The death of any child under age 3 automatically triggers an investigation in Maine.

The baby’s parents live in Clinton and had arranged for the child to spend the night at the baby sitter’s Fairfield home, according to The Associated Press.

Emergency officials arrived just six minutes after receiving a call in the early morning hours that the child was unresponsive and not breathing.

Augusta lawyer Walter McKee, who has defended juveniles charged with manslaughter, said such cases can follow two paths. The case can stay in juvenile court or be transferred to Superior Court, where the juvenile would be tried as an adult.

McKee represented Patrick Armstrong, who in 2005, at the age of 14, struck neighbor Marlee Johnston, 14, in the back of the head several times with an aluminum baseball bat in Fayette. Armstrong pleaded guilty to manslaughter in 2006 and was sentenced to 25 years in prison with all but 16 years suspended.

But McKee said he couldn’t fathom how a 10-year-old could be tried as an adult.

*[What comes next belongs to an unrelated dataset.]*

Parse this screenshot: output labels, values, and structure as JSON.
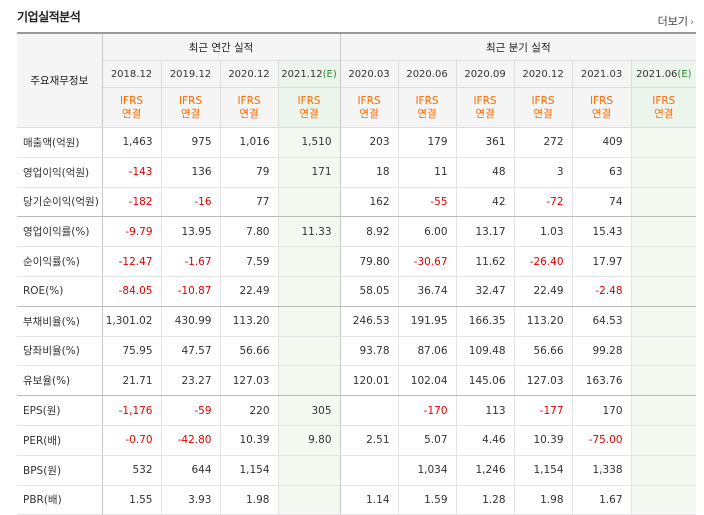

“Regardless of what court it goes to, there would be significant issues of whether the child had the brainpower to have the state of mind to commit the crime,” said McKee. “This is a hotly discussed topic now.”

McKee said the brain of a prepubescent child, such a 10-year-old, is far less developed than that of an adult.

“It’s not [an] apples and oranges [comparison],” he said. “It’s apples to carburetors — the furthest away from a fruit you can get.”

McKee said there have been cases in which a juvenile is placed in a juvenile detention facility, such as Mountain View Youth Development Center in Charleston, until the age of 21 and then is transferred to an adult prison.